CAG of the left coronary artery (A) shows significant stenosis in the proximal left anterior descending artery (arrow), as well as in the proximal and distal segments of the left circumflex artery (arrow head). CAG of the right coronary artery (B) reveals no critical stenosis. CAG, coronary angiography.
She was treated with methimazole (10mg twice a day), dexamethasone (0.5mg twice a day for 1 week), and beta blockers (carvedilol 25mg twice a day) and just after 3 days of treatment, her symptoms dramatically improved without coronary revascularization and her blood pressure was controlled at 134/66mmHg with a heart rate of 80 bpm. Follow-up TTE revealed a disappearance of MVO and a normalized ejection fraction of 70%(Fig. 3).
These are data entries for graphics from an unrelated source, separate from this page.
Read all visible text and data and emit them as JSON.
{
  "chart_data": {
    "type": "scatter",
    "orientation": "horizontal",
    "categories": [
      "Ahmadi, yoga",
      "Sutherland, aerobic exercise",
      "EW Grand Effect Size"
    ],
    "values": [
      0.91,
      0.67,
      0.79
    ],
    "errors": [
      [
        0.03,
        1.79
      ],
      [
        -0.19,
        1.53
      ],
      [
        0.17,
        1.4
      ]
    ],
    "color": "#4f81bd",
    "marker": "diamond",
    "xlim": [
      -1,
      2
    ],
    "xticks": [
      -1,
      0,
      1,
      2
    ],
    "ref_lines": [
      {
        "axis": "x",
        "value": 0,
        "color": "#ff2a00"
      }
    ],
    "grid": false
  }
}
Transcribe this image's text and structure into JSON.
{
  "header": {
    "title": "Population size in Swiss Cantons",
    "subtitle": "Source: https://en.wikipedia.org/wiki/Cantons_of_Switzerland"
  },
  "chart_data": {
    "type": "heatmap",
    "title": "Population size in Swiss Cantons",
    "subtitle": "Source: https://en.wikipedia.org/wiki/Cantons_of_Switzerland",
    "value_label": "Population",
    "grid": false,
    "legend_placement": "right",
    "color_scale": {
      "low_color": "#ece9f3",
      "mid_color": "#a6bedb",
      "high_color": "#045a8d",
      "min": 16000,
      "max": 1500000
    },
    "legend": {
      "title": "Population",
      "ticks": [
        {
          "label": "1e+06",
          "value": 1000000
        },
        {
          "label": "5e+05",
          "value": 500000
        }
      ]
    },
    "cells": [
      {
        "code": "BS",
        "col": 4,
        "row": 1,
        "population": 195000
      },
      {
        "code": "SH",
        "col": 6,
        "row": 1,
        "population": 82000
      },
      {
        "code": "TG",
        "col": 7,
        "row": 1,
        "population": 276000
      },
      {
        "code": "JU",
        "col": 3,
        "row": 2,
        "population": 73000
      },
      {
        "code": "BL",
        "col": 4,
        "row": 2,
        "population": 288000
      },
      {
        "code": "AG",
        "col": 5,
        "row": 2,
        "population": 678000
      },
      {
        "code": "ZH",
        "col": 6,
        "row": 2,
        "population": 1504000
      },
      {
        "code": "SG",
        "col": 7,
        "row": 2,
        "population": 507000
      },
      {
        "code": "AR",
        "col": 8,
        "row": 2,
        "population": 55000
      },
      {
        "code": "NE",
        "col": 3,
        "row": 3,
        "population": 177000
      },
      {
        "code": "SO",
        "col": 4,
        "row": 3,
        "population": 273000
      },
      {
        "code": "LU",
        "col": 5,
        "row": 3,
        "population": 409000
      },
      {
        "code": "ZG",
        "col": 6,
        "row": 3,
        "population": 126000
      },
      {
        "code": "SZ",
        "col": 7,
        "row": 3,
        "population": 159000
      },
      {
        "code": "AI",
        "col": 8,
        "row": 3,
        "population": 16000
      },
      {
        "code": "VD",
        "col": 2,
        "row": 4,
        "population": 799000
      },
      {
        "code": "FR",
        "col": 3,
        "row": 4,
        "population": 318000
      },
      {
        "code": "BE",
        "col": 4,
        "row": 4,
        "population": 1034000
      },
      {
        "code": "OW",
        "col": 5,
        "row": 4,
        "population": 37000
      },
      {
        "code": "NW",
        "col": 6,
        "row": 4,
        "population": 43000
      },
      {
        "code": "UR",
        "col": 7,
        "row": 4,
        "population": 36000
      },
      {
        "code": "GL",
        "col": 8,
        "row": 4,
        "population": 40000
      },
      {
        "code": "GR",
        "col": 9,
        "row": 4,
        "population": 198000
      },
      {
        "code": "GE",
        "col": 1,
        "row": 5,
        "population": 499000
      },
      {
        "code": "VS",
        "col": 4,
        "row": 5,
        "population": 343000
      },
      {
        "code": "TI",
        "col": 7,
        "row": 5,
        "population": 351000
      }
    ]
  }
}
After 2 weeks of treatment, she underwent coronary artery bypass surgery and a concomitant lobectomy of a lung mass via a video-assisted thoracoscopic surgery. The lung mass was confirmed as an adenocarcinoma.
In an apical four-chamber view of the 2 dimensional TTE and color-flow Doppler imaging (A), the MVO during end-systole (top) and poststenotic turbulence disappear (bottom). The high velocity, late-peaking jet typical of a MVO is no longer seen in the continuous-wave Doppler imaging even after the Valsalva maneuver (B and C). TTE, transthoracic echocardiography; MVO, mid-ventricular obstruction; LA, left atrium; LV, left ventricle; RA, right atrium; RV, right ventricle.
DISCUSSION
We detailed a case of a woman with chest pain and MVO caused by hyperthyroidism. MVO in patients with HCM is defined as peak instantaneous Doppler mid-ventricular pressure gradient of ≥30mmHg, but the threshold for invasive treatment is usually considered to be ≥50mmHg [1,2]. Before considering invasive treatment, a systematic assessment, such as whether there are any alternative or additional explanations for the symptoms, is essential for symptomatic patients with MVO gradient ≥50mmHg, despite maximally tolerated drug therapy [1]. For clinical purposes, it seems reasonable to expand this guideline to include symptomatic MVO in patients without HCM, despite little supporting data due to its relative rarity. We considered that hyperthyroidism was the true cause of her high blood pressure, increased cardiac contractility, and MVO, which led to an increased myocardial oxygen demand and an aggravation of chest pain with underlying CAD[4]. Finally, we were able to relieve her chest pain and reduced the risk of unnecessary myectomy or coronary revascularization by treating the hyperthyroidism itself.
Our case showed that MVO could be a clue to diagnose hidden underlying diseases, such as hyperthyroidism. Careful consideration and evaluation of the underlying cause of MVO can provide an important clue in making a diagnosis and leading to an appropriate treatment.
Notes
Conflicts of interest
The authors have no financial conflicts of interest.